Mary Lou McDonald said London’s plans to change the Northern Ireland Protocol will have very serious implications
A protester dressed as British Prime Minister Boris Johnson outside Hillsborough Castle in Northern Ireland, May 2022. © Liam McBurney / PA Images / Getty Images
The UK will violate international law if it unilaterally changes the post-Brexit Northern Ireland Protocol, said Mary Lou McDonald, leader of the Irish nationalist party Sinn Fein.
“What the Tory government is proposing to do, in breach of international law, is to create huge damage to the northern economy, to the Irish economy,” McDonald told Sky News on Sunday.

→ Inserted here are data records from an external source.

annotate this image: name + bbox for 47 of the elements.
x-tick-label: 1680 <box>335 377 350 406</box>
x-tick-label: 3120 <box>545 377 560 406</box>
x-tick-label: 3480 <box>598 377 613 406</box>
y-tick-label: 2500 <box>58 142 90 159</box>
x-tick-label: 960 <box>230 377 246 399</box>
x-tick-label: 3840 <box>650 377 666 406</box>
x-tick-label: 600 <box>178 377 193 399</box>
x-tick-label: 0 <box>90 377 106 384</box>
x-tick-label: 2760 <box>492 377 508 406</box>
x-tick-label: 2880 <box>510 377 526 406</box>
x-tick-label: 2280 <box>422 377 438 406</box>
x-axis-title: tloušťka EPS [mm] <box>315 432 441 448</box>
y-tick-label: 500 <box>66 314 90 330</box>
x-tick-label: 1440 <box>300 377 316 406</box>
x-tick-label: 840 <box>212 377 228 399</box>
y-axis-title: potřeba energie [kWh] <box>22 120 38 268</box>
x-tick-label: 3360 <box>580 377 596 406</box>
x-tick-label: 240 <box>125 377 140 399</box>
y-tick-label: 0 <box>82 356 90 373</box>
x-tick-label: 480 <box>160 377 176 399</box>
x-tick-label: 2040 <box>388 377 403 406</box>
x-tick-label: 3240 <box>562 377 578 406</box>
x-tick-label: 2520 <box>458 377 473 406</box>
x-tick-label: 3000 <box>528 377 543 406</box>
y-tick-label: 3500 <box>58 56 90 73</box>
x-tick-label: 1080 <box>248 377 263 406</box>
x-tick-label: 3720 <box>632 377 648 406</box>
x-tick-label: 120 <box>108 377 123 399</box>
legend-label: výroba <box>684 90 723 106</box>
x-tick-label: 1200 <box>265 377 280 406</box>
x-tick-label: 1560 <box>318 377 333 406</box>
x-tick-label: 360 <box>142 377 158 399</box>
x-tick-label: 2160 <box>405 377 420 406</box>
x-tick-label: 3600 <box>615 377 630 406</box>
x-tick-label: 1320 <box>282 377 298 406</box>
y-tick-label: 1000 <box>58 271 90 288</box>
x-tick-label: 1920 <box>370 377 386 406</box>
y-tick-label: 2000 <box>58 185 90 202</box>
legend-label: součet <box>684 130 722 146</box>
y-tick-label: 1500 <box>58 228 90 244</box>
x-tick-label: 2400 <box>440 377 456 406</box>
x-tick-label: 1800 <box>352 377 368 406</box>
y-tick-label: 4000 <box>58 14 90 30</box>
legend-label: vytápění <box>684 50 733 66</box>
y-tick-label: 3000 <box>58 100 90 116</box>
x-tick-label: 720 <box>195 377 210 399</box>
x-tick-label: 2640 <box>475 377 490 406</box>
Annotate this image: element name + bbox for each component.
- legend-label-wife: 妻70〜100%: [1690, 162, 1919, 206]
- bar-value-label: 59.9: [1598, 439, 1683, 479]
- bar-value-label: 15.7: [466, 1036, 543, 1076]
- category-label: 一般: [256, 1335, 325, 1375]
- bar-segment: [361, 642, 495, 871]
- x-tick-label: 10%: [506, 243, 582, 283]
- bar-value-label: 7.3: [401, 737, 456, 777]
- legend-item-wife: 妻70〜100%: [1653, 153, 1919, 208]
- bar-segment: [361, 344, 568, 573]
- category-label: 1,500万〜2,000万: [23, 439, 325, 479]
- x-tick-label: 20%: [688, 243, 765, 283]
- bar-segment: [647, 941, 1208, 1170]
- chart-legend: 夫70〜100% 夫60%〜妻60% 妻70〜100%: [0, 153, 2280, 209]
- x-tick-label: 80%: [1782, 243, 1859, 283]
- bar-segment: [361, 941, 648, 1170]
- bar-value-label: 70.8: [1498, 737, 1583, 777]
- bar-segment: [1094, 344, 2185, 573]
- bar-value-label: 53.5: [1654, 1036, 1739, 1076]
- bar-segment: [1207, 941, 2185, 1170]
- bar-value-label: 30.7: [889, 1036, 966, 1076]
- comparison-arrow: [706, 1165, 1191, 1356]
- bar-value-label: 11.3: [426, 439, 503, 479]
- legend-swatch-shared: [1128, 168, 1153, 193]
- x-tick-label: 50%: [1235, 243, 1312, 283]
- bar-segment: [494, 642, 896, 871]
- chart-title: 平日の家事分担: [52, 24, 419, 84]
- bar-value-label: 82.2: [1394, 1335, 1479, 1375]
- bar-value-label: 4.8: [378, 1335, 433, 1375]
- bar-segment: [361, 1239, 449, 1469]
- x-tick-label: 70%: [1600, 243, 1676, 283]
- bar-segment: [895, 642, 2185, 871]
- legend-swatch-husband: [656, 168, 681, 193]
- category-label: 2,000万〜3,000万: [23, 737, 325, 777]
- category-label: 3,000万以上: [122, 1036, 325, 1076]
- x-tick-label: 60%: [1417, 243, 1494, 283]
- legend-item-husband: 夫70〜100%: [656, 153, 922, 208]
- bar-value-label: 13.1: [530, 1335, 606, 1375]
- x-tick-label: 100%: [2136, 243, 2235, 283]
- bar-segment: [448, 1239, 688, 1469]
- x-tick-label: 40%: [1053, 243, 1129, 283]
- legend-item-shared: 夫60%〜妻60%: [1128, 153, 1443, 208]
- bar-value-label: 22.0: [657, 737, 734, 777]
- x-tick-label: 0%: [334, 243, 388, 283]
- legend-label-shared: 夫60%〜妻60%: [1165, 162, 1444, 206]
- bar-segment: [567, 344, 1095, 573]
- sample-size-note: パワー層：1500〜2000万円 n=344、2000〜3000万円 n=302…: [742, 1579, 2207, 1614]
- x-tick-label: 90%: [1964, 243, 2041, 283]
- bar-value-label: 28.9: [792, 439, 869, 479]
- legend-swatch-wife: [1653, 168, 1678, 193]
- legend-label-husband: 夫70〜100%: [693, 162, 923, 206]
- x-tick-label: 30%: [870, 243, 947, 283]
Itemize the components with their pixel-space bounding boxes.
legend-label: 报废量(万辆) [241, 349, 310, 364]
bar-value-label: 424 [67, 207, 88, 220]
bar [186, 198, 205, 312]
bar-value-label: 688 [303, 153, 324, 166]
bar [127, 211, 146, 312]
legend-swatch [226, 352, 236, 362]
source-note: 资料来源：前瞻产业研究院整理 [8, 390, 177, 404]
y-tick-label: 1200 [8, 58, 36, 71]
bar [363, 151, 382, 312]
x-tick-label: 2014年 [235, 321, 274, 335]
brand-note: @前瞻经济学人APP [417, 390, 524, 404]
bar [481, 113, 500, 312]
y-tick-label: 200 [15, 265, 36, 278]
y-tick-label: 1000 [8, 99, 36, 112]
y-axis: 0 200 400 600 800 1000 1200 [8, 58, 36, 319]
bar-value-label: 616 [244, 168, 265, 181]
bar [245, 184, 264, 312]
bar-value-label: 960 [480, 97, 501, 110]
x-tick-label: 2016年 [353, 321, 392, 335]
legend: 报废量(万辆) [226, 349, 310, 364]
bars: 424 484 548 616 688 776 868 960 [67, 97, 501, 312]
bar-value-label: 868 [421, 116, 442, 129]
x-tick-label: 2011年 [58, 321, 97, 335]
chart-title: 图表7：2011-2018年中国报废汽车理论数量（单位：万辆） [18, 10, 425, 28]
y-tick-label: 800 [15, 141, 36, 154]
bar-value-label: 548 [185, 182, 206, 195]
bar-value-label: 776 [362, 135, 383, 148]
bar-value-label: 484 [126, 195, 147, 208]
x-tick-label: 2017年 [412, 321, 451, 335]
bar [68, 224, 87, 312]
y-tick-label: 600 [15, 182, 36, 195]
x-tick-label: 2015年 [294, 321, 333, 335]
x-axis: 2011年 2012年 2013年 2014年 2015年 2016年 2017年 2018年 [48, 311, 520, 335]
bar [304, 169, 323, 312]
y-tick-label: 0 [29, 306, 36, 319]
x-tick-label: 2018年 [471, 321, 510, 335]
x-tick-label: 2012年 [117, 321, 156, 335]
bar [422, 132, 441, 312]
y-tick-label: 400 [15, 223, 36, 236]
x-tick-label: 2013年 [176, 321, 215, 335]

She further stated that the move would undermine the Good Friday Agreement, a 1998 peace deal that ended the violence in Northern Ireland.
Back in May, Sinn Fein secured the most seats in Northern Ireland’s assembly elections. The result was its best ever performance in Northern Ireland’s 100-year history and marked the first time an Irish nationalist party had become the largest in the territory’s assembly.
Speaking about the plans to change the protocol, Irish Prime Minister Micheal Martin struck a similar tone on Wednesday, saying that it would mark “a historic low point.”
Britain and the EU signed the Northern Ireland Protocol in 2019 during wider post-Brexit trade talks.
The agreement made it possible to avoid a hard border between Northern Ireland and the Republic of Ireland, an EU member state. It also provided for checks and inspections of the goods moving between Northern Ireland and the rest of the UK.
The UK now believes that the protocol has damaged trade within its domestic market. Northern Ireland Minister of State Conor Burns said this week that the checks had become “ridiculously excessive.” Legislation to disable parts of the protocol will be presented to Parliament on Monday.
State Secretary for Northern Ireland Brandon Lewis defended the government’s plans in an interview on Sky News on Sunday. “What we’re going to do is lawful and is correct,” he said. “The government lawyers were very clear. We are working within the law.”